End of the Year Activties

Do you smell that?

It the perfect combination of sunscreen, iced coffee, grills and ocean air. That my friends is the aroma of summer vacation and it is so close I can smell it.

So close!

But before my toes can go without shoes for 10 consecutive weeks, the school year must wrap up.

Those last few weeks can get tricky. The kids shut down, your to do list grows, the classrooms heat up and schedules get all jumbly which adds to the chaos. It's important to have an arsenal of end-of-the-year activities to balance out the nostalgia for the school year and the anticipation of the vacation. It helps to keep the wee ones engaged.

Below is a thematic kit of activities I've developed to keep the kiddos on task.

Below that is a collection of ideas that I like to use during those last few weeks of school. Hopefully, you'll find something new to try.

The following pictures show my most recent kit designed for the End of the School Year. It includes over 35 reproducible pages that are ideal for grades 1-5 and can easily be adapted for preschool and Kindergarten. Included are a 28 page Memory Book, a Top 10 list and 3 different templates for letters to the child's future teacher.
It's available at my online store in both an emailed PDF version as well as in a hardcopy version that can be sent to you in the mail.

I promise it will make those hectic last weeks easier for you. Wouldn't you rather spend your upcoming nights and weekends picking out new flip flops and browsing Barnes and Noble for beach reads instead of creating end of the year projects on your own.



Fresh Air Reading:

Have the students bring in sheets or beach towels from home. Spend some time outside reading in the fresh air. Give the parents a head’s up so that they may apply bug spray or sunblock.

Sidewalk Chalk:

Use sidewalk chalk to create some outdoor art to enhance a lesson. Anything you would normally do on paper can be done using chalk outside. Some ideas include: webbing stories, character sketches, illustrating scenes from a book, etc.

Water Painting:

Take the kids outside with cups of water and paintbrushes. Let them “paint” their spelling or vocabulary words onto the wall of the school or the playground.

Detail Writing:

Use clipboards and allow the kids to sit outside and journal, compose poems or write descriptive paragraphs about an object that they can observe outside.

So Many Nouns:

Go on a walk around the schoolgrounds and list all of the nouns that can be seen.
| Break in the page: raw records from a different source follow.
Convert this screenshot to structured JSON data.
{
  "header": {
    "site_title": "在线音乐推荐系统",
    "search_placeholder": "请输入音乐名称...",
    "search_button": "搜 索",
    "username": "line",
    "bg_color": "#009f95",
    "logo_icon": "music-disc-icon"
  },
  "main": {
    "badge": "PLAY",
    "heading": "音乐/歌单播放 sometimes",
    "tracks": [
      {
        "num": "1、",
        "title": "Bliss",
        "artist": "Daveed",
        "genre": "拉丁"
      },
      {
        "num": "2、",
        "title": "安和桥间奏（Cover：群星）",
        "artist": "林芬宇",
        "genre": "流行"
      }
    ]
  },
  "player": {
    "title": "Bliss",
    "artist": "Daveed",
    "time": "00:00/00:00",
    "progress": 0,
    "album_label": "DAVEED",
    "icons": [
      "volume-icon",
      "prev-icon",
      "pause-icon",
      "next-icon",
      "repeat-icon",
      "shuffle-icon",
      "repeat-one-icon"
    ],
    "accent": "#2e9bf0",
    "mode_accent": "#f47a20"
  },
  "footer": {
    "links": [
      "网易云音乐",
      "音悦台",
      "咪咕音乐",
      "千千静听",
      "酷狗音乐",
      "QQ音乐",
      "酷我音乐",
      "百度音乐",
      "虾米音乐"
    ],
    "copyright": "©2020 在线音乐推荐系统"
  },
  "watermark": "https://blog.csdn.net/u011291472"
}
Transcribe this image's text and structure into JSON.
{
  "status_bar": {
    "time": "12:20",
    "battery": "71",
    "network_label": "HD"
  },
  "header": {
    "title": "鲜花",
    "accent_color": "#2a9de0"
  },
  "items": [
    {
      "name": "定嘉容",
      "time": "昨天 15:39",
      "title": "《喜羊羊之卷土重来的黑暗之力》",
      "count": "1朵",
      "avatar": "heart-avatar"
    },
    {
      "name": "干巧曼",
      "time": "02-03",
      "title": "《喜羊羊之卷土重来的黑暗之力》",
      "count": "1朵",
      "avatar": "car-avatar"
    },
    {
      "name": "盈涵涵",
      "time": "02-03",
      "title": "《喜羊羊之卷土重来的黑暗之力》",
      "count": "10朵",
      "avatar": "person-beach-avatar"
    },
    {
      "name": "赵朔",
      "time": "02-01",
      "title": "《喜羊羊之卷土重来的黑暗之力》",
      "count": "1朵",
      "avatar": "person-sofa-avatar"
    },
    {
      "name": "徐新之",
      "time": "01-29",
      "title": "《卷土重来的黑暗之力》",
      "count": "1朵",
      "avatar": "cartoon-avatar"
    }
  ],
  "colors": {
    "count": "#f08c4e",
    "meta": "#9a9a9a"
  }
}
Now is a great time to do some safety lessons and activities. Topics such as sun safty, water safety, bike safety and fireworks safety are timely and important.

Have kids write persuasive paragraphs on why bike helmets should be worn.

Research summer safety tips and design posters that can be hung around the school or town.

Contact the local police and fire department. They are often willing to come to schools and do presentations on these topics.


Read and write campfire stories.

Research and write about woodland creatures. Use model magic to create them.

Make “solar s’mores” by wrapping marshmallows, chocolate and graham crackers in foil and setting them in the sun.

Tye-Dye tshirts or use watercolors and coffee filters to make pretend shirts.


Give the children posterboards and allow them to create their own board game. Provide them with parameters and guides. They can design the game board, write trivia cards, write out instructions for play, etc.

Do an “in-class game day” where the students bring games from home. Allow them time to teach each other how to play the game and let them enjoy playing together.

Use online programs to create word searches using words that relate to your school year.

Play a whole class game of Pictionary.

Challenge another class to a kickball game.


Make playdough and allow the children to be creative.

Collect recycled items (newspapers, egg cartons, cans, etc) and let the kids create interesting artwork.

Make collages.

Water color murals. Put on some quiet music and see how calm the classroom becomes.

Read the book, It’s Not a Box. Have each child bring in a box from home and use classroom supplies to transform it into something else. Allow time for each student to share with the class.


Print out reader’s theaters scripts and have your students work in small groups to plan a performance. Supply them with some art materials to make props, costumes and scenery.

Hold a “class talent show.” Let kids practice and perform on their own or with a friend.


It’s so tempting to put in a movie during those last few days. Justify it by reading a novel that has been made into a film. My personal favorite is Charlotte’s Web.

Watch SchoolHouse Rocks and then have the kids make up their own songs to teach a concept.